Henry Olsen writes:
The House GOP majority rests on 23 Republican-held seats in congressional districts that Hillary Clinton won in 2016. These seats are either in heavily Hispanic areas of Texas or South Florida or well-educated and affluent suburbs of large cities. The voters that GOP candidates need to hold on to these seats are those who voted for Romney in 2012 and Clinton in 2016. Data from the Voter Study Group show that Romney-Clinton voters tend to be more culturally moderate, pro-immigration, and pro-trade than Trump voters. A House-centric strategy, therefore, would downplay those issues and emphasize policy areas that dominated prior campaigns—taxes and defense, for example.

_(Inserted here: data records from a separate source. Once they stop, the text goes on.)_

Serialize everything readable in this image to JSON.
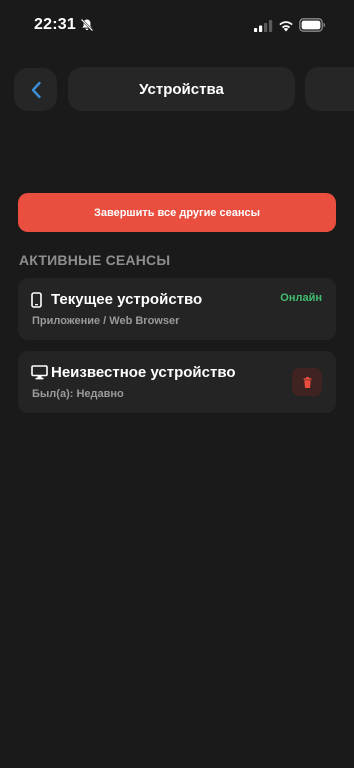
{
  "status_bar": {
    "time": "22:31"
  },
  "header": {
    "title": "Устройства"
  },
  "actions": {
    "terminate_all_label": "Завершить все другие сеансы"
  },
  "sessions": {
    "section_title": "АКТИВНЫЕ СЕАНСЫ",
    "items": [
      {
        "name": "Текущее устройство",
        "subtitle": "Приложение / Web Browser",
        "status": "Онлайн",
        "icon": "phone-icon"
      },
      {
        "name": "Неизвестное устройство",
        "subtitle": "Был(а): Недавно",
        "icon": "monitor-icon",
        "action_icon": "trash-icon"
      }
    ]
  },
  "colors": {
    "background": "#1a1a1a",
    "card": "#242424",
    "accent_red": "#e94e3f",
    "online_green": "#3fbf6f",
    "back_arrow_blue": "#3a8fd8"
  }
}
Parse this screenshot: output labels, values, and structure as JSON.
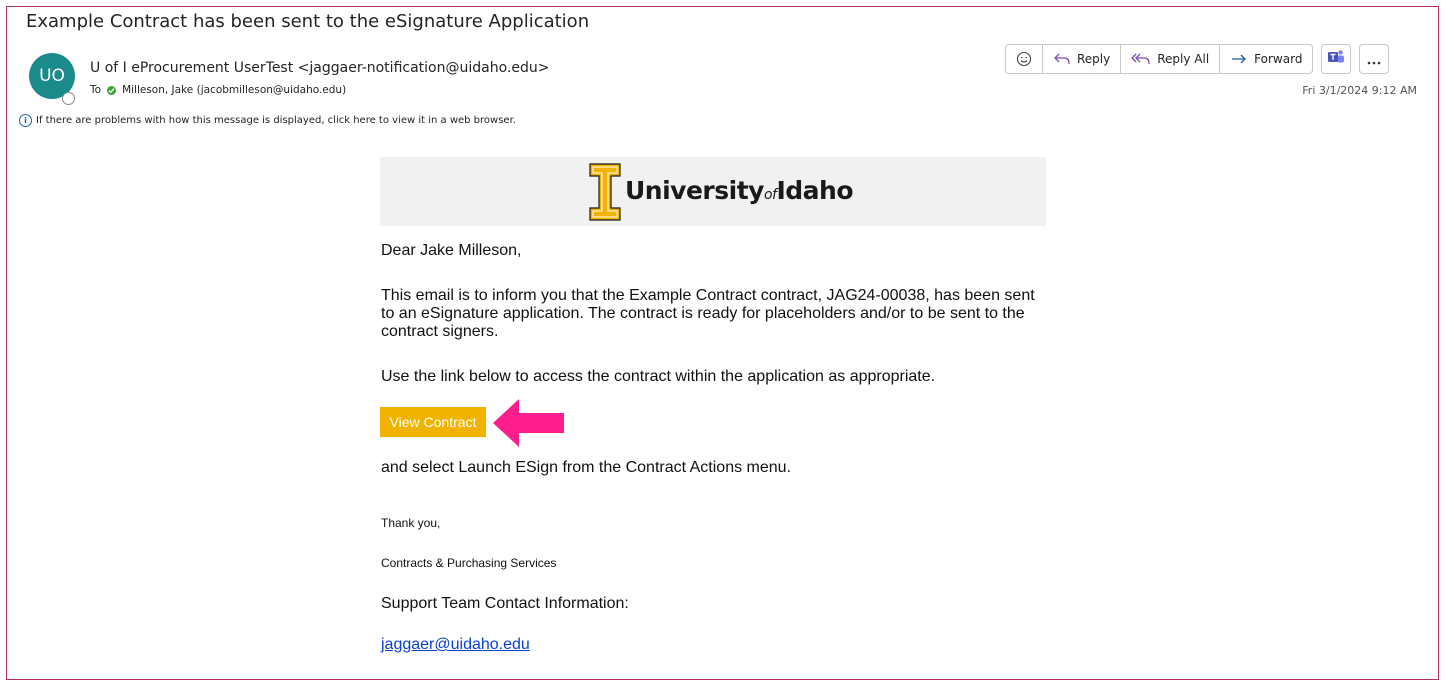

The playing field is different for Senate GOP candidates, who have an historic opportunity to gain seats from Democrats in states that Trump won with landslide margins. . . . The Senate GOP incentive, therefore, is to motivate Trump backers from all parties to vote. That means stressing jugular issues like building the wall and protecting American jobs.
It follows, I think, that House and Senate Democratic candidates will tend to emphasize different things. Roughly speaking: For the Senate candidates, Trump hasn’t made good on his promises to working-class voters because he is just another Republican plutocrat; for the House candidates, isn’t this guy embarrassing (and hey what happened to your tax deductions)?